Quelle présence au monde nous est demandée dans ce chaos ? Comment garder le cap tout en créant du nouveau pour donner davantage de sens au contexte dans lequel nous évoluons ?

Dans cet article, j’ai envie d’explorer comment nous agissons face à l’incertitude, comment nous pensons aussi. Nos mots, nos voix et donc nos corps, sont les véhicules de ces tourments. Mais ils peuvent aussi se révéler les vaisseaux qui vont créer la réalité de demain, dans des choix conscients. Malgré l’incertitude et les doutes, j’aimerais vous partager le pouvoir des pratiques créatrices autour de la voix et des mots face à l’inconnu. L’observation et l’expérimentation en sont deux clés de voûte et nous aident à revenir à un présent plus conscient et apaisé en dépit de l’incertitude.

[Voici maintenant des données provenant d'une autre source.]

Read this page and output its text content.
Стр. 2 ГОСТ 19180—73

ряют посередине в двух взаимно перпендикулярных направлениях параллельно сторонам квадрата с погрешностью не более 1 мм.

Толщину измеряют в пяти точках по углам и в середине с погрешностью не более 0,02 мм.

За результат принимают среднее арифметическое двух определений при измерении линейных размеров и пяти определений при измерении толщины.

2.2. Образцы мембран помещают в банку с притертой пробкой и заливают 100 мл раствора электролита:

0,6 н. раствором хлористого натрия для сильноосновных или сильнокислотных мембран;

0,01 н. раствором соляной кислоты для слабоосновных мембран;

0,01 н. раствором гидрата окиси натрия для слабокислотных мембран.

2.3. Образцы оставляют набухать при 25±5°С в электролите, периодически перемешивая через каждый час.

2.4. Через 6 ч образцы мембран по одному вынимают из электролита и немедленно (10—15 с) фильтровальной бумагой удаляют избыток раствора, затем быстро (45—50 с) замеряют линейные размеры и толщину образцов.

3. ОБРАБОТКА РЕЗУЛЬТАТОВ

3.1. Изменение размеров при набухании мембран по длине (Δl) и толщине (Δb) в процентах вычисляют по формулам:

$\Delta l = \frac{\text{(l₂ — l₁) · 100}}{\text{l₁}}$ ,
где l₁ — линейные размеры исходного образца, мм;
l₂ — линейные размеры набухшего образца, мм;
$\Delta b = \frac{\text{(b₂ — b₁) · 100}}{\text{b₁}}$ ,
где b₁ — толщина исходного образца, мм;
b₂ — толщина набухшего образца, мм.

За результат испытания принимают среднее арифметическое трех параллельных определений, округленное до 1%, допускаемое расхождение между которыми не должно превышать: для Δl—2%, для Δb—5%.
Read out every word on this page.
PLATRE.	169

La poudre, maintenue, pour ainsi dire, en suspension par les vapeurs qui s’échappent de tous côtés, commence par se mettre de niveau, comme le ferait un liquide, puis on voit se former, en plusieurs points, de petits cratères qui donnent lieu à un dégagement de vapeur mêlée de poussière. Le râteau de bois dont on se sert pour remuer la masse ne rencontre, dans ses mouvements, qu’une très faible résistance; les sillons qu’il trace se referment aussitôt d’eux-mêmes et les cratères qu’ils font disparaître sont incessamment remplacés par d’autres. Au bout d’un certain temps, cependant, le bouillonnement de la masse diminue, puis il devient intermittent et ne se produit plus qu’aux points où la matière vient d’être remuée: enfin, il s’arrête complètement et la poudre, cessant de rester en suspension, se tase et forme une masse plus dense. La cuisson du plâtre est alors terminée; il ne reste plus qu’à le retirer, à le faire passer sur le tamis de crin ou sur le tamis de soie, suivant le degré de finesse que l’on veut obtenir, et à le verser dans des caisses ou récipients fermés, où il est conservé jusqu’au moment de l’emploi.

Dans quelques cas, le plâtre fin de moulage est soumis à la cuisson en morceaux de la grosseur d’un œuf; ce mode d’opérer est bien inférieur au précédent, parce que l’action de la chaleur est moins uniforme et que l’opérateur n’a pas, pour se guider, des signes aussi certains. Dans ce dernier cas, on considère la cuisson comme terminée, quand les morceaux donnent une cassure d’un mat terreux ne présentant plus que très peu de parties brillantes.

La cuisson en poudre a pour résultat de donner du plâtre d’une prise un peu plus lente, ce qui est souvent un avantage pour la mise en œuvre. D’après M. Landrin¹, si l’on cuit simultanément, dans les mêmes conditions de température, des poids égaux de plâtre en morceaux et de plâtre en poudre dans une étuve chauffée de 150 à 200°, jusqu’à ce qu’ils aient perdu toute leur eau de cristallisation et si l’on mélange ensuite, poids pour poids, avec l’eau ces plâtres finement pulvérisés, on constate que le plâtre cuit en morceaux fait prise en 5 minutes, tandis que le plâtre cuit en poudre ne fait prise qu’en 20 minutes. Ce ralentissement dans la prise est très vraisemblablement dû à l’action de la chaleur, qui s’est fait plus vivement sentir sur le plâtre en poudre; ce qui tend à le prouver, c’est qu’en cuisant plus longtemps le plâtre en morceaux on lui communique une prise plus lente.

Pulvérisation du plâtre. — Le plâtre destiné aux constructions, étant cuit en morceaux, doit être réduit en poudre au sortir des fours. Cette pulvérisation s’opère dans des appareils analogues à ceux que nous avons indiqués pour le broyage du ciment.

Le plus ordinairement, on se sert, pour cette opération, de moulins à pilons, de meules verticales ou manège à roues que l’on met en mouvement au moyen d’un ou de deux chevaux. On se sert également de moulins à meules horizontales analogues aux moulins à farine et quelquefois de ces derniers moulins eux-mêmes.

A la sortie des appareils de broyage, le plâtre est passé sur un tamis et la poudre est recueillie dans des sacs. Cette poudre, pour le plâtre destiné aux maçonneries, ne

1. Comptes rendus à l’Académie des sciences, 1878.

LA PEUR DE L’INCONNU AU CŒUR DE LA VIE

L’incertitude est une grande source d’angoisse pour l’être humain. Les animaux eux, sont encore paraît-il dans un mode de survie qui leur permet de rester alertes et conscients en permanence. Une vie dangereuse mais une vie pleinement vécue en conscience. Alors que le monde vacille et que nous sommes confrontés à la remise en question de fondements d’un vieux système, j’ai la sensation que notre nature animale est amenée à se lier davantage à notre capacité réflexive. Plus que jamais, il n’est plus question de dualité : nous ne pouvons plus nous contenter de vivre avec notre tête comme avant, pour construire des réalités déconnectées du cœur. Nous ne pouvons pas envisager un monde serein en cédant à nos instincts de pouvoir, de haine, de domination et d’avidité. Là où nous en sommes enfin, c’est peut-être au seuil d’une véritable alliance corps-esprit. Celle qui nous permettra de sentir davantage et de réfléchir au mieux.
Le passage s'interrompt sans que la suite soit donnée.